In fact, as Media Matters for America previously noted, neither the Senate Intelligence Committee's "Report on the U.S. Intelligence Community's Prewar Intelligence Assessments on Iraq" nor the Robb-Silberman commission's report to the president addressed the question of whether the Bush administration “massag[ed]” the intelligence it received or misled the American public. The Senate Intelligence Committee report determined that intelligence assessments on Iraq were not tainted by “pressure” that analysts received from policymakers, but it did not investigate whether the Bush administration misused that intelligence or misled the public. The committee postponed analysis of the latter until after the 2004 presidential election, pledging to include it in the second phase of its investigation.
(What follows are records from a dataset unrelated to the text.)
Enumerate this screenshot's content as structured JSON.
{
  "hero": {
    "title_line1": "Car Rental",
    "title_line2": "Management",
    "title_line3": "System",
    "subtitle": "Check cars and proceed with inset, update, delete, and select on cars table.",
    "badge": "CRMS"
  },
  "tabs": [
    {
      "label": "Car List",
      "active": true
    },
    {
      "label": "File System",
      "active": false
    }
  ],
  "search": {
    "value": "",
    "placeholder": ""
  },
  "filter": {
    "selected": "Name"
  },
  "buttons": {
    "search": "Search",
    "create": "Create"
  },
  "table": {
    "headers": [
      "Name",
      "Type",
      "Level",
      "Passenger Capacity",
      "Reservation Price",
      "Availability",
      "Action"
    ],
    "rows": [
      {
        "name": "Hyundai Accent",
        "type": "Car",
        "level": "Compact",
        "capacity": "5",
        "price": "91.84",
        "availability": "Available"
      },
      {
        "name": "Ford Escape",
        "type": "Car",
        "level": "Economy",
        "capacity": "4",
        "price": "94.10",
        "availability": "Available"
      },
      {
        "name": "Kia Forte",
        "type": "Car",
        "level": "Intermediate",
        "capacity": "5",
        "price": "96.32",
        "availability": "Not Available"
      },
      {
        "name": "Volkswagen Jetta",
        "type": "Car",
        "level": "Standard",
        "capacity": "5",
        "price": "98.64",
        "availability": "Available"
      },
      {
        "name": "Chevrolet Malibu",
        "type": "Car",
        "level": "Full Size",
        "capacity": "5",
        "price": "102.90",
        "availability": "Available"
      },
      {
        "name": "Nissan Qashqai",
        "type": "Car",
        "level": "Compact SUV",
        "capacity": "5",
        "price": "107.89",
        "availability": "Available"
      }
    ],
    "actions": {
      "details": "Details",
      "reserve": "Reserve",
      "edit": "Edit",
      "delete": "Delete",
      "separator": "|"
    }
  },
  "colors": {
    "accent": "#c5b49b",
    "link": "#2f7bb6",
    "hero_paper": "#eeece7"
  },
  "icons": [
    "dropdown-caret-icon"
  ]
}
The Robb-Silberman report similarly excluded examination of the use of intelligence, noting: "[W]e were not authorized to investigate how policymakers used the intelligence assessments they received from the Intelligence Community."

From the December 15 edition of MSNBC's Hardball with Chris Matthews:

MATTHEWS: Let me go to Senator Bond. Same question. A big bet on the table, lots of chips, lots of American lives lost, endangered, lots of casualties, a half-trillion dollars in expenditure. Has the bet paid off? Do we have a working democracy on the way in Iraq?

BOND: We're moving in that direction, and it looks very good. The information on which the president went into war was intelligence which was not adequate because our intelligence system had been substantially downgraded in the '90s. But our Senate Intelligence Committee and the Silberman-Robb committee both said it was the inadequacy of the intelligence, not any massaging or misleading of the public. Now, the president has gone on record to talk about what's going right in Iraq. And I can tell you from troops in the field, including my son, who say that they hear nothing about the good things that are going on, and the president is talking about and will talk about the fact that the Iraqis are going to vote, they're participating. They've got a long way to go to establish a government, but this is certainly an encouraging sign that Iraqis of all religious faiths want a -- want a democracy.